By Roger Robinson, Runner's World
Louis Zamperini, a 1936 U.S. Olympian at 5000 meters and the subject of the best-selling book Unbroken, has died at age 97 of pneumonia in Los Angeles on Wednesday, July 2.
Born on January 26, 1917, Zamperini was a top American Miler in the vintage era of middle-distance racing before World War II. He then became one of America's most famous wartime heroes after surviving extreme deprivation on a life raft and in captivity under the Japanese. By the end of his long life his story was renown, thanks to Unbroken, by Laura Hillenbrand, published in 2010. A Hollywood movie based on the book, directed by Angelina Jolie, is scheduled to be released on December 25, 2014.
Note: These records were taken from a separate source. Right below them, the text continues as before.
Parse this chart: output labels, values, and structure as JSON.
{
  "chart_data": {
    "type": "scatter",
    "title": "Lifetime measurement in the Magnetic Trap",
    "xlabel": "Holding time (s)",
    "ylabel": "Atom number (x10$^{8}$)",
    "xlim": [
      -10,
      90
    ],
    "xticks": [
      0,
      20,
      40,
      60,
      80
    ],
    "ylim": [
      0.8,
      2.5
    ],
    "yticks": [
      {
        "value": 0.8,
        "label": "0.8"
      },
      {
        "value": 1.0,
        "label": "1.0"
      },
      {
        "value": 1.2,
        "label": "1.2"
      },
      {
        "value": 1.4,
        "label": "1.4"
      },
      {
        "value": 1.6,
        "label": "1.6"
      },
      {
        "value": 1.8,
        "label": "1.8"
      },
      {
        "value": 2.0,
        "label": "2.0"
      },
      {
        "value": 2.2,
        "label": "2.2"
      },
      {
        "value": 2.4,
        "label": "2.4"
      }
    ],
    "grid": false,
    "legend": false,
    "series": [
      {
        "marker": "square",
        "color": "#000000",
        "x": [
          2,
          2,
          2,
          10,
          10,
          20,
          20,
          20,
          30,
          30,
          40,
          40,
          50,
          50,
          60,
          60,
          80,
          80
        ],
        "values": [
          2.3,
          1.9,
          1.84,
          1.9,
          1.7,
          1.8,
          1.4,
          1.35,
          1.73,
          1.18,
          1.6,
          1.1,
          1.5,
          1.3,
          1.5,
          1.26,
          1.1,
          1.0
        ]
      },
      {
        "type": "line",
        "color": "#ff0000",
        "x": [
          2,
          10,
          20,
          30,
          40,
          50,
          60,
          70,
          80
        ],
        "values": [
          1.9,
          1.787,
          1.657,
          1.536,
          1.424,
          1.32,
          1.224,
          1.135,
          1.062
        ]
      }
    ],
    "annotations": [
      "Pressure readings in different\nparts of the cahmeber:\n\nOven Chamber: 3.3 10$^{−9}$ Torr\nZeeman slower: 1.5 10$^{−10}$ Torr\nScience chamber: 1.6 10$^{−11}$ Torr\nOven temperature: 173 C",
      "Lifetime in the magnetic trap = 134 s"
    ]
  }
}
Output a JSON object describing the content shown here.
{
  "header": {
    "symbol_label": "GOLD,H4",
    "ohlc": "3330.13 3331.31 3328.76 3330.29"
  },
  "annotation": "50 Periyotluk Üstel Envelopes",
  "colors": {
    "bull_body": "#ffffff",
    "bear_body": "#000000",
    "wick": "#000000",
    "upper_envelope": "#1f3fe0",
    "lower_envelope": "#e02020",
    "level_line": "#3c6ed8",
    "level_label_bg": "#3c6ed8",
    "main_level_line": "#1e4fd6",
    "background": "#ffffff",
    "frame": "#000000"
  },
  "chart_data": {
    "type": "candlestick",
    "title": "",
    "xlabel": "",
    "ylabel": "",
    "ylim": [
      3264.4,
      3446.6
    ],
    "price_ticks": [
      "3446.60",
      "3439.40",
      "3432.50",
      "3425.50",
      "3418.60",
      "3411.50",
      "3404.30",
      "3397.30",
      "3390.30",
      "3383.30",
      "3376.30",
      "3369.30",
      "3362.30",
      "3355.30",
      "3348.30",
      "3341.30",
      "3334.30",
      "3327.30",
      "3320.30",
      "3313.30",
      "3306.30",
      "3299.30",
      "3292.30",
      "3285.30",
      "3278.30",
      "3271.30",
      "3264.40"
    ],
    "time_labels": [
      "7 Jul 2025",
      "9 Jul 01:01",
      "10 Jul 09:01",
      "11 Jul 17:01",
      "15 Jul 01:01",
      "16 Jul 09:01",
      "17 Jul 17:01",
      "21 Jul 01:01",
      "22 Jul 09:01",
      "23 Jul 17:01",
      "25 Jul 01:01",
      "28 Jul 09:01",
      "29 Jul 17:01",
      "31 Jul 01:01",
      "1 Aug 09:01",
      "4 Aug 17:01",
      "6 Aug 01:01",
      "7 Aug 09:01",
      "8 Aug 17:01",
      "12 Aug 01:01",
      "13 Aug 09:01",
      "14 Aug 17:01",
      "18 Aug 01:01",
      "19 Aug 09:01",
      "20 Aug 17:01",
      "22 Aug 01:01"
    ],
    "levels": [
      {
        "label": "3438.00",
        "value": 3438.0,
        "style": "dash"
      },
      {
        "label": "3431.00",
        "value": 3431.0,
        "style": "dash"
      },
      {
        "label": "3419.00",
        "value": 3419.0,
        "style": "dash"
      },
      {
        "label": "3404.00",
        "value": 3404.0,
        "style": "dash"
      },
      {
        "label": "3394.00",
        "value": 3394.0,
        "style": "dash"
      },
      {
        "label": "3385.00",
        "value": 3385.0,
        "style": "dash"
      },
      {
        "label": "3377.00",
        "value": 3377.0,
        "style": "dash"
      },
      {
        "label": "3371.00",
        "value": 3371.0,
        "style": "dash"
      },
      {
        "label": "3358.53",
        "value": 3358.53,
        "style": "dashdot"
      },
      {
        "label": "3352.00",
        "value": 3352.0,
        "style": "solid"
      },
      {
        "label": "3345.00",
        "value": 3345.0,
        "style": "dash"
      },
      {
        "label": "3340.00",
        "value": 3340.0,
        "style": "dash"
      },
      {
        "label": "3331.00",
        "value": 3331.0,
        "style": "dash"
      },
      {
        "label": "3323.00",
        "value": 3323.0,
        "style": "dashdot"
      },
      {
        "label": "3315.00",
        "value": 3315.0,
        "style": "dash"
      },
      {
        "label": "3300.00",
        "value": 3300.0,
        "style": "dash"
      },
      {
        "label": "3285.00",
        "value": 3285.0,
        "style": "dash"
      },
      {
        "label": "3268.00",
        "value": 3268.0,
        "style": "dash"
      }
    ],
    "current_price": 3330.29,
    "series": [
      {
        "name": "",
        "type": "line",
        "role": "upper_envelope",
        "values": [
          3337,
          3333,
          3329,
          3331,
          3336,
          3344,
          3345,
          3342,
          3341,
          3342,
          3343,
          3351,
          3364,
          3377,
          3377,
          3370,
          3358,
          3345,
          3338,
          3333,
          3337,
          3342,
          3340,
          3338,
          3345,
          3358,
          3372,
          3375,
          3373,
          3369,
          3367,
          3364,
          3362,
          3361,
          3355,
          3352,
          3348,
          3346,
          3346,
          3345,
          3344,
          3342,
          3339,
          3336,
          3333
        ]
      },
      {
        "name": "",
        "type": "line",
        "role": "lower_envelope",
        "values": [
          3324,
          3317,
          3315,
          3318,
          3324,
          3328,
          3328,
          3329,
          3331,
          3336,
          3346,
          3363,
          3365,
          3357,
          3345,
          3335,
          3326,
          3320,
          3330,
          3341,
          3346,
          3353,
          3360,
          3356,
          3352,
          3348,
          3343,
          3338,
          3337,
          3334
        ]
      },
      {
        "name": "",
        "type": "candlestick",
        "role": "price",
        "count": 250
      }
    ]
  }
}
Zamperini's older brother Peter, himself an excellent high school runner, and some persuasive girls, first induced him to run track at age 15, and in 1934, Louie set the U.S. high school Mile record (4:21.2). It proved an outlet for teenage energies that had previously led him into outbursts of violence and habitual stealing. Part of his problem may have been a sense of being an outsider, as he was born into an immigrant family that moved from New York to Torrance, California, when he was 2, and as a small child he spoke only Italian.